Cart: Miyu Saraki, Kairi Jyo, Sakura Ando, Lily Franky, Mayu Matruoka, Kirin Kiki
Director: Hirokazu Kore-Eda
Rating: * * * *
The poor are always with us. Living on the fringes. Beyond the pale. Like Germany, post-war Japan has bounced back to great wealth and the highest standards of living, but failed to ameliorate the pitiable conditions of the poor as writer-director Hirokazu Kore-Eda’s family drama shows.
Hirokazu is only telling us a celluloid story, but what a grim and gritty narrative it is! Illuminated by the threads of tenacity, of love and hope, life in all its vicissitudes is exposed through the memorable characters that comprise the titular Tokyo inhabitants who survive by their wits and thieving.

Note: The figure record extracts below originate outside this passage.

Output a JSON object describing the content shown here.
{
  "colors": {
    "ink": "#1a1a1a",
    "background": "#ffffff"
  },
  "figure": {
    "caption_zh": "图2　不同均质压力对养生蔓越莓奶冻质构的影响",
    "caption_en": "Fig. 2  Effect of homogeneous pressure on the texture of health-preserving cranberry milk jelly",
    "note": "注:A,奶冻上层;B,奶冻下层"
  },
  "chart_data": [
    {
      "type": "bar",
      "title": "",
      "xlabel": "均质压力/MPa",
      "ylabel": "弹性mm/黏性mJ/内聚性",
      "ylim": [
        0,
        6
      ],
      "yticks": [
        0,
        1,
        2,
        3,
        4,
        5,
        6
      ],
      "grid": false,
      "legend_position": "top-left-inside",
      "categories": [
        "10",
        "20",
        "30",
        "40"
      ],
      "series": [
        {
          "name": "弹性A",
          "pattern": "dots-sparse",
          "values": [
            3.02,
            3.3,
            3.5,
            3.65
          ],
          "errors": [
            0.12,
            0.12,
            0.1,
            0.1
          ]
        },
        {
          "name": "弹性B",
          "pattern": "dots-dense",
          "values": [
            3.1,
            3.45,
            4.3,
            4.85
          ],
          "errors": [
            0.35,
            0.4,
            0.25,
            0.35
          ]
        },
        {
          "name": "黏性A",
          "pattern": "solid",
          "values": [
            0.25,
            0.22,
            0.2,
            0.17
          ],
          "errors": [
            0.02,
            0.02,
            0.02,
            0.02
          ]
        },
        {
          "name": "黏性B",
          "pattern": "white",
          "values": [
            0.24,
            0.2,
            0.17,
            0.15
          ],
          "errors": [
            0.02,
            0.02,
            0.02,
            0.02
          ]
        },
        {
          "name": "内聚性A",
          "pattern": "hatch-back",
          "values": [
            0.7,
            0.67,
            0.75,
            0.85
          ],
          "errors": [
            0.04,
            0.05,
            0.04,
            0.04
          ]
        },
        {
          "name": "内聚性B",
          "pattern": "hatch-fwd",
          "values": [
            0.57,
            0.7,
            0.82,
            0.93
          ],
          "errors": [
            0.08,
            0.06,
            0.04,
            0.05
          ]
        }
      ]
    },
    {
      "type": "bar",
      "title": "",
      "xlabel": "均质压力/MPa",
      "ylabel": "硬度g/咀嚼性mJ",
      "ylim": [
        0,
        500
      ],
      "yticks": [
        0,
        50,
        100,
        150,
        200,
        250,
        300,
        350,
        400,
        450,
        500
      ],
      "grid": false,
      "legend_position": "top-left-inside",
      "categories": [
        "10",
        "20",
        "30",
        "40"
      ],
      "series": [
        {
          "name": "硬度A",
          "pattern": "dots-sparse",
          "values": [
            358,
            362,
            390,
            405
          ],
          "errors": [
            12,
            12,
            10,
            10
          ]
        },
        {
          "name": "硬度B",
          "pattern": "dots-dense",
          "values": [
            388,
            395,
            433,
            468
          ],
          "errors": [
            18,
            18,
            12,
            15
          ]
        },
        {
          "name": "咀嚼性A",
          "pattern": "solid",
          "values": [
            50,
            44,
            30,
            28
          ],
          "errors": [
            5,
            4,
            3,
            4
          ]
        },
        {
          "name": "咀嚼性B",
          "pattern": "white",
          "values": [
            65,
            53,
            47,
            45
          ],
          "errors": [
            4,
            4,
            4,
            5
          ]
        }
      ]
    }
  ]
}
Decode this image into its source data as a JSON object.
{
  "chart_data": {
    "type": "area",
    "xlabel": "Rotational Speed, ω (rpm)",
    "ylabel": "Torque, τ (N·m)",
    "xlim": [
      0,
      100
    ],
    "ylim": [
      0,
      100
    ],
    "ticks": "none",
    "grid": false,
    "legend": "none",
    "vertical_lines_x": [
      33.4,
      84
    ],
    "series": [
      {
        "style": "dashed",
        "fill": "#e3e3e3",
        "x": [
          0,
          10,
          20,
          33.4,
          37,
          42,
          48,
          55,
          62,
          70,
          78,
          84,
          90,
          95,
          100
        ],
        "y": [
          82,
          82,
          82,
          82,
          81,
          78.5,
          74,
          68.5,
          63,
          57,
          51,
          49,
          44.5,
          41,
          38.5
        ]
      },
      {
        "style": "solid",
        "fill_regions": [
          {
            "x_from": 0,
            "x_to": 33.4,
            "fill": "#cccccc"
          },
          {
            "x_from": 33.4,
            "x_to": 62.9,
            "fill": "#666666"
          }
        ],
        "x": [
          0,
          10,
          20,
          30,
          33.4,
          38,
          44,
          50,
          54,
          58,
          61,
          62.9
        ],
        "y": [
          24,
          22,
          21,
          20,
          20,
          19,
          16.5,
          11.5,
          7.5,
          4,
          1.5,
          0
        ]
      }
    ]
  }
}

Master story-teller that he is, director-writer Hirokazu takes his time – and the viewers will not be bored by the pace – to establish plot and character. A poverty stricken couple Osamu and Nobuyo (Lily Franky and Sakuro Ando, both impressive) “rescues” a little girl from well-off, abusive parents and lavish her with loving-kindness.
They live in a hovel in a joint family which includes a boy who is wise beyond his years, a young, pretty thing named Aki (Mayu Matsuoka) and her grandmother (Kirin Kiki). The child Yuri (Miyu Sasaki) is soon introduced to the benefits of shoplifting and begging. Then the boy Shota (Kairi Jyo) gets arrested, and the backstory of murky secrets spills out.
Crimes of passion. Sex work. Theft. Lying. Cheating. Deception. But through it all, COMPASSION. No, the adults in this faux family aren’t monsters who mutilate abducted children. They are kind and loving and resourceful, and teach the young ones to enjoy the little they have. “Shoplifters” is heart-warming and heartbreaking.